Kenneth Bailey (Jesus Through Middle
Eastern Eyes, IVP 2008, p35-36) says that shepherds at the time of Jesus
were poor, lowly, near the bottom of the social scale and rejected. He cites
Joachim Jeremais, “Despised Trades and Jewish Slaves” in Jerusalem in the Time
of Jesus (Fortress, 1969) pp304-12 to show that rabbinic sources regarded
shepherds as unclean. Bailey says: “Five lists of “proscribed trades” are
recorded in rabbinic literature and shepherds appear in three out of the five.
These lists hail from post-New Testament but could reflect developing ideas
alive in the time of Jesus. In any case, they were lowly, uneducated types.” (p35)
Bailey imagines that the shepherds would fear that if they tried to visit the
Messiah, his parents would send them away.

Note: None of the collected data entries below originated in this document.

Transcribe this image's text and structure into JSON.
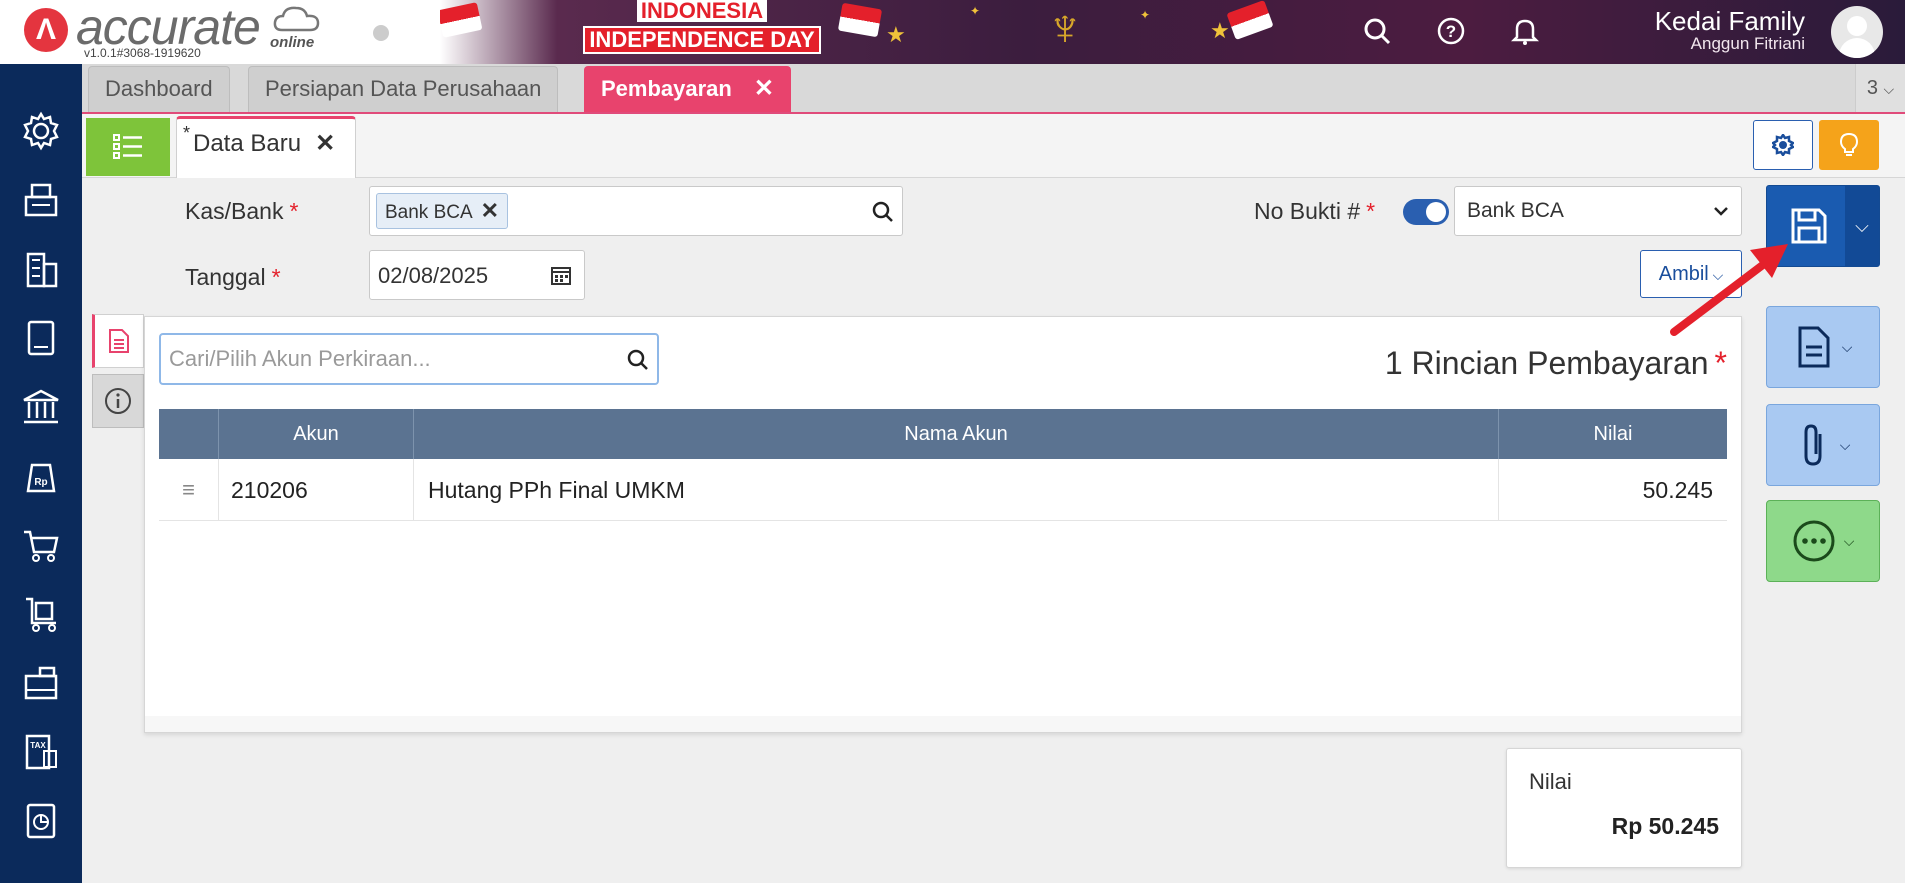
{
  "app": {
    "logo_text": "accurate",
    "logo_sub": "online",
    "version": "v1.0.1#3068-1919620"
  },
  "banner": {
    "line1": "INDONESIA",
    "line2": "INDEPENDENCE DAY"
  },
  "header": {
    "company": "Kedai Family",
    "user": "Anggun Fitriani"
  },
  "tabs": [
    {
      "label": "Dashboard"
    },
    {
      "label": "Persiapan Data Perusahaan"
    },
    {
      "label": "Pembayaran"
    }
  ],
  "tab_count": "3",
  "subtab": {
    "label": "Data Baru",
    "modified_mark": "*"
  },
  "form": {
    "kas_label": "Kas/Bank",
    "kas_value": "Bank BCA",
    "tanggal_label": "Tanggal",
    "tanggal_value": "02/08/2025",
    "nobukti_label": "No Bukti #",
    "nobukti_value": "Bank BCA",
    "required_mark": "*",
    "ambil_label": "Ambil"
  },
  "detail": {
    "search_placeholder": "Cari/Pilih Akun Perkiraan...",
    "title": "1 Rincian Pembayaran",
    "columns": [
      "Akun",
      "Nama Akun",
      "Nilai"
    ],
    "rows": [
      {
        "akun": "210206",
        "nama": "Hutang PPh Final UMKM",
        "nilai": "50.245"
      }
    ]
  },
  "total": {
    "label": "Nilai",
    "value": "Rp 50.245"
  },
  "colors": {
    "sidebar": "#0b2a5b",
    "accent_pink": "#e8436d",
    "save_blue": "#1a5bb0",
    "table_header": "#5b7391",
    "green": "#7ec43a"
  },
  "icons": {
    "sidebar": [
      "gear-icon",
      "fax-icon",
      "building-icon",
      "book-icon",
      "bank-icon",
      "price-tag-icon",
      "cart-icon",
      "trolley-icon",
      "warehouse-icon",
      "tax-icon",
      "report-icon"
    ]
  }
}
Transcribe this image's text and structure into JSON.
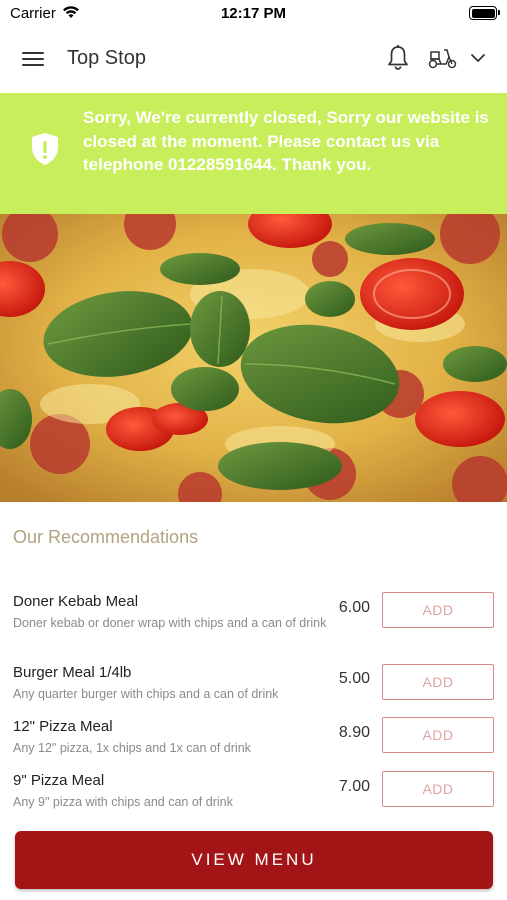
{
  "status_bar": {
    "carrier": "Carrier",
    "time": "12:17 PM"
  },
  "header": {
    "title": "Top Stop",
    "icons": [
      "menu-icon",
      "bell-icon",
      "scooter-icon",
      "chevron-down-icon"
    ]
  },
  "banner": {
    "message": "Sorry, We're currently closed, Sorry our website is closed at the moment. Please contact us via telephone 01228591644. Thank you.",
    "background": "#c9ee5b",
    "icon": "shield-alert-icon"
  },
  "hero": {
    "description_icon": "pizza-photo"
  },
  "recommendations": {
    "title": "Our Recommendations",
    "items": [
      {
        "name": "Doner Kebab Meal",
        "description": "Doner kebab or doner wrap with chips and a can of drink",
        "price": "6.00",
        "add_label": "ADD"
      },
      {
        "name": "Burger Meal 1/4lb",
        "description": "Any quarter burger with chips and a can of drink",
        "price": "5.00",
        "add_label": "ADD"
      },
      {
        "name": "12\" Pizza Meal",
        "description": "Any 12\" pizza, 1x chips and 1x can of drink",
        "price": "8.90",
        "add_label": "ADD"
      },
      {
        "name": "9\" Pizza Meal",
        "description": "Any 9\" pizza with chips and can of drink",
        "price": "7.00",
        "add_label": "ADD"
      }
    ]
  },
  "footer": {
    "view_menu_label": "VIEW MENU",
    "accent": "#a31417"
  }
}
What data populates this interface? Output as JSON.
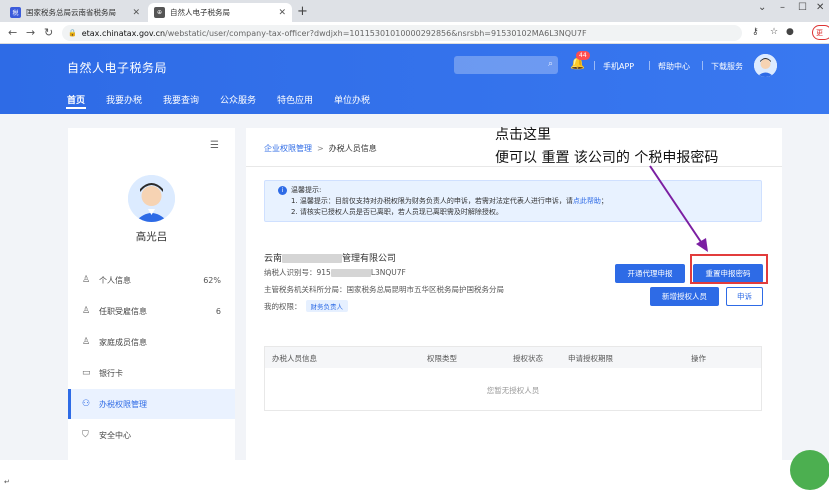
{
  "browser": {
    "tabs": [
      {
        "label": "国家税务总局云南省税务局",
        "favicon": "税",
        "active": false
      },
      {
        "label": "自然人电子税务局",
        "favicon": "⊕",
        "active": true
      }
    ],
    "url_host": "etax.chinatax.gov.cn",
    "url_path": "/webstatic/user/company-tax-officer?dwdjxh=10115301010000292856&nsrsbh=91530102MA6L3NQU7F",
    "profile_label": "更"
  },
  "header": {
    "logo": "自然人电子税务局",
    "notification_count": "44",
    "links": [
      "手机APP",
      "帮助中心",
      "下载服务"
    ],
    "nav": [
      "首页",
      "我要办税",
      "我要查询",
      "公众服务",
      "特色应用",
      "单位办税"
    ]
  },
  "sidebar": {
    "user_name": "高光吕",
    "items": [
      {
        "label": "个人信息",
        "value": "62%",
        "icon": "user-icon"
      },
      {
        "label": "任职受雇信息",
        "value": "6",
        "icon": "employment-icon"
      },
      {
        "label": "家庭成员信息",
        "value": "",
        "icon": "family-icon"
      },
      {
        "label": "银行卡",
        "value": "",
        "icon": "bank-card-icon"
      },
      {
        "label": "办税权限管理",
        "value": "",
        "icon": "org-icon",
        "active": true
      },
      {
        "label": "安全中心",
        "value": "",
        "icon": "shield-icon"
      }
    ]
  },
  "main": {
    "breadcrumb": {
      "parent": "企业权限管理",
      "separator": ">",
      "current": "办税人员信息"
    },
    "tip": {
      "title": "温馨提示:",
      "line1": "1. 温馨提示：目前仅支持对办税权限为财务负责人的申诉，若需对法定代表人进行申诉，请",
      "line1_link": "点此帮助",
      "line1_end": "；",
      "line2": "2. 请核实已授权人员是否已离职，若人员现已离职需及时解除授权。"
    },
    "company": {
      "name_prefix": "云南",
      "name_suffix": "管理有限公司",
      "taxid_label": "纳税人识别号：",
      "taxid_prefix": "915",
      "taxid_suffix": "L3NQU7F",
      "authority": "主管税务机关科所分局：国家税务总局昆明市五华区税务局护国税务分局",
      "role_label": "我的权限：",
      "role": "财务负责人"
    },
    "buttons": {
      "open_agent": "开通代理申报",
      "reset_password": "重置申报密码",
      "add_person": "新增授权人员",
      "appeal": "申诉"
    },
    "table": {
      "columns": [
        "办税人员信息",
        "权限类型",
        "授权状态",
        "申请授权期限",
        "操作"
      ],
      "empty_text": "您暂无授权人员"
    }
  },
  "annotation": {
    "line1": "点击这里",
    "line2": "便可以  重置 该公司的  个税申报密码"
  },
  "colors": {
    "brand": "#2e6be6",
    "highlight": "#e23c3c",
    "arrow": "#7b1fa2"
  }
}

Leon Morris (Tyndale, IVP, 1974) similarly
thinks that the nature of the shepherds’ calling kept them from observing the
ceremonial law (p93). He assumes the shepherds to be “devout men… from a
despised class.” (p93)
Bock BECNT 1994 on Luke 2:8 sees the shepherds
as “an everyday group” (p214):
“The shepherds are often characterized as
representing the “downtrodden and despised” of society, so that the first
proclamation of the gospel is said to have come to sinners (Hendriksen 1978:
149; Godet 1875: 1.130;
R. Brown 1977: 420 n. 38). The evidence for this view draws on
material from rabbinic Judaism (SB 2:113–14; b. Sanh. 25b;
Midr. Ps. 23.2 on
23:1 [= Braude 1959: 1.327]). But there are two problems with reading the
shepherds as symbols of the hated. First, the rabbinic evidence is late, coming
from the fifth century. More importantly, shepherd motifs in the Bible are
mostly positive. The NT (Luke
15:4; Mark
6:34; Matt.
18:12; John
10; 1
Pet. 2:25; Heb.
13:20; Eph.
4:11) portrays shepherds in a favorable light,
even describing church leaders with this figure. In the OT, Abraham, Moses, and David were
all shepherds at some point in their lives.4 Thus, the presence of the
shepherds is not a negative point. Rather, they picture the lowly and
humble who respond to God’s message (1:38, 52; 4:16–18; Fitzmyer 1981: 408).” (p213)
Jesus will of course call himself the good shepherds and pastors are the be under-shepherds.